At Brick-Con in Seattle, we pick up on the lingo of Lego geeks, who favour acronyms like AFOL (Adult Fan of Lego), NLSO (Non Lego Significant Other), POOP (Parts Out of Other Parts), BURP (Big Ugly Rock Piece), and LURP (Little Ugly Rock Piece). What strikes you about these true believers is how blissful they look within their colourful modular alternate universe. They’re hooked on a near-spiritual metaphor: the tension between the rational, locked-in squareness of Lego and the endless possibilities that emerge from it.
Master builders
Still owned and operated in Denmark, Lego is now a $4 billion business, and Beyond the Brick is an act of branding, with Lego presented not just as a worldwide obsession but as a cause for the greater good. As someone who grew up on the Lego of the ’60s and ’70s, I would have liked to hear more about how the toy first infiltrated the lives of kids, but the film skims over those key early chapters of the Lego story. Beyond the Brick wants to cut right to the era of mini-figures and movie-tie-in models - an evolution that redefined the company, but nearly did it in during the early 2000s, when Lego scaled back production of its basic blocks in favour of prefabricated models. More crucially, Beyond the Brick is so intent on presenting its amateur master builders as fully realised artists that it barely even bothers to show us their methods. How exactly do you dream up and construct a scale model of Rivendell? That’s a big missing piece of the film.

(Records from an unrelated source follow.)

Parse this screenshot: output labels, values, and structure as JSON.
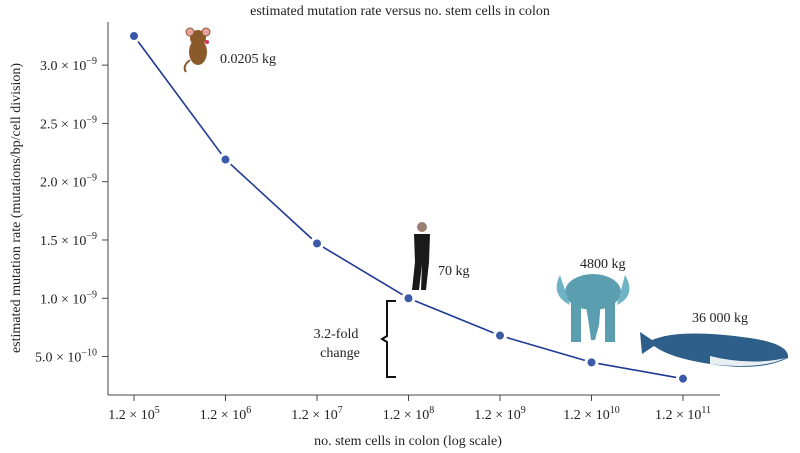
{
  "chart_data": {
    "type": "line",
    "title": "estimated mutation rate versus no. stem cells in colon",
    "xlabel": "no. stem cells in colon (log scale)",
    "ylabel": "estimated mutation rate (mutations/bp/cell division)",
    "xscale": "log",
    "x": [
      120000.0,
      1200000.0,
      12000000.0,
      120000000.0,
      1200000000.0,
      12000000000.0,
      120000000000.0
    ],
    "y": [
      3.25e-09,
      2.19e-09,
      1.47e-09,
      1e-09,
      6.8e-10,
      4.5e-10,
      3.1e-10
    ],
    "xtick_labels": [
      {
        "mant": "1.2 × 10",
        "exp": "5"
      },
      {
        "mant": "1.2 × 10",
        "exp": "6"
      },
      {
        "mant": "1.2 × 10",
        "exp": "7"
      },
      {
        "mant": "1.2 × 10",
        "exp": "8"
      },
      {
        "mant": "1.2 × 10",
        "exp": "9"
      },
      {
        "mant": "1.2 × 10",
        "exp": "10"
      },
      {
        "mant": "1.2 × 10",
        "exp": "11"
      }
    ],
    "yticks": [
      3e-09,
      2.5e-09,
      2e-09,
      1.5e-09,
      1e-09,
      5e-10
    ],
    "ytick_labels": [
      {
        "mant": "3.0 × 10",
        "exp": "−9"
      },
      {
        "mant": "2.5 × 10",
        "exp": "−9"
      },
      {
        "mant": "2.0 × 10",
        "exp": "−9"
      },
      {
        "mant": "1.5 × 10",
        "exp": "−9"
      },
      {
        "mant": "1.0 × 10",
        "exp": "−9"
      },
      {
        "mant": "5.0 × 10",
        "exp": "−10"
      }
    ],
    "ylim": [
      1.7e-10,
      3.37e-09
    ],
    "grid": false,
    "line_color": "#1f3a93",
    "marker_color": "#3a5aa8",
    "annotations": {
      "mouse": "0.0205 kg",
      "human": "70 kg",
      "elephant": "4800 kg",
      "whale": "36 000 kg",
      "fold_line1": "3.2-fold",
      "fold_line2": "change"
    }
  }
}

What’s catchy and authentic about Beyond the Brick is that even as it strives to celebrate Lego as a Disney-like force of fun, it invites the audience to sink deeper and deeper into a kind of mania. There are a few celebrity Lego builders on hand, like Trey Parker of South Park, who explains that he needed an antidote to the chaos of putting that show together and found it in the therapeutic order of Lego. But then there’s the Danish mathematician who spends a week figuring out how many ways you can combine six Lego bricks (915 million, in case you were wondering). There are the makers of “brick films” whose insanely exploding stop-motion aesthetic inspired The LEGO Movie, and there’s Brickarms, an independent store in Seattle devoted entirely to Lego-ised weaponry, which leads people to construct vast battle scenes, from Normandy to Fallujah.
And then there’s Nathan Sawaya, the New York Lego artist whose sculptures and re-creations of legendary masterpieces are pure eye candy. He doesn’t simply replicate the Mona Lisa or The Starry Night; he captures the lighting of Rembrandt. In his way, Sawaya does something extraordinary: he deconstructs the very idea of beauty by constructing it, brick by brick. And that’s the true inner madness of Lego: It started off as a toy, but it’s become a drug whose main effect is to show its users that the world is greater than the sum of its parts.